Algeria seige
A wounded hostage lies on a hospital bed after being freed from the Algerian gas facility (Reuters)

Nearly 30 foreign nationals are believed to be among the hostages still held by the al-Qaida-linked militants who have taken control of a gas facility in the Algerian desert.

Although many hostages have been freed, the remaining prisoners' various home countries have expressed concern over the continuing situation at the In Amenas natural gas plant.

According to Algerian state media, as many as 30 foreigners are still unaccounted for. The Algerian army's offensive against the militants, now in its third day, is one of the worst international hostage crises of recent years and has claimed dozens of lives.

Reports suggest 18 captors have also been killed by the Algerian army.

"[The army] is still trying to achieve a peaceful outcome before neutralising the terrorist group that is holed up in the [facility] and freeing a group of hostages still being held," a security official told the state news agency APS.

APS news said that 573 locals and "nearly 100" of the 132 foreign nationals have been freed. Reports suggest 10 of the remaining hostages are Britons. The missing hostages include Americans, Japanese, Norwegians and others.

"We are still dealing with a fluid and dangerous situation where a part of the terrorist threat has been eliminated in one part of the site, but there still remains a threat in another part," Prime Minister David Cameron told parliament.

Norwegian Prime Minister Jens Stoltenberg said: "We must be prepared for bad news this weekend but we still have hope."

Western leaders have been communicating with Algerian Prime Minister Abdelmalek Sellal and have offered help.

US Secretary of State Hillary Clinton has said that the situation is "extremely difficult and dangerous" as Algerian officials have kept the foreign countries mostly in the dark over the operation.

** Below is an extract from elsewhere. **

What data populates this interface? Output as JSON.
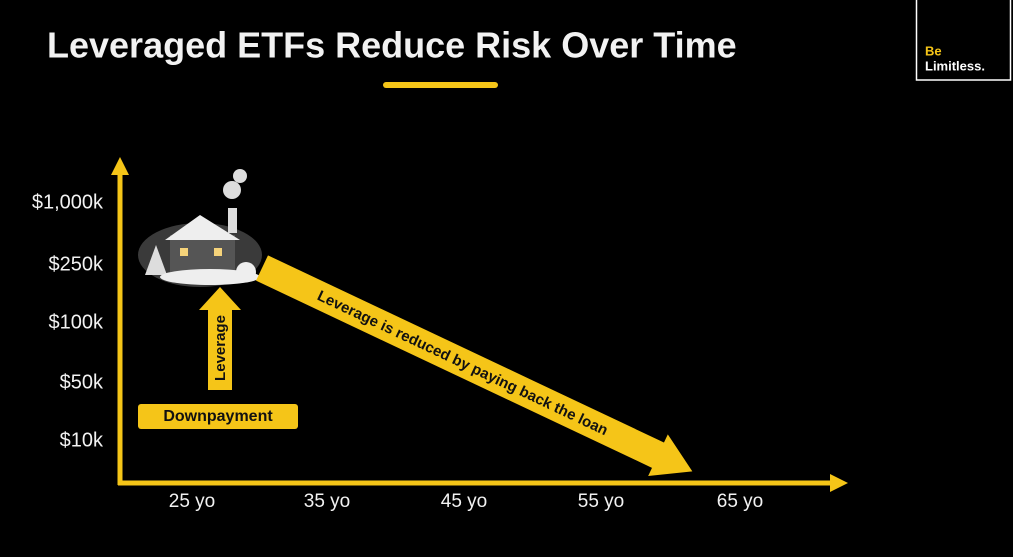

Clinton said that Sellal had told her that the "operation was still ongoing, that the situation remained fluid, that the hostages remain in danger in a number of instances".

Washington has also confirmed the death of Frederick Buttaccio, an American, but further details have not been disclosed.

France has also acknowledged the death of its citizen Yann Desjeux during the military operation. French Foreign Minister Laurent Fabius said three French hostages managed to escape from their captors.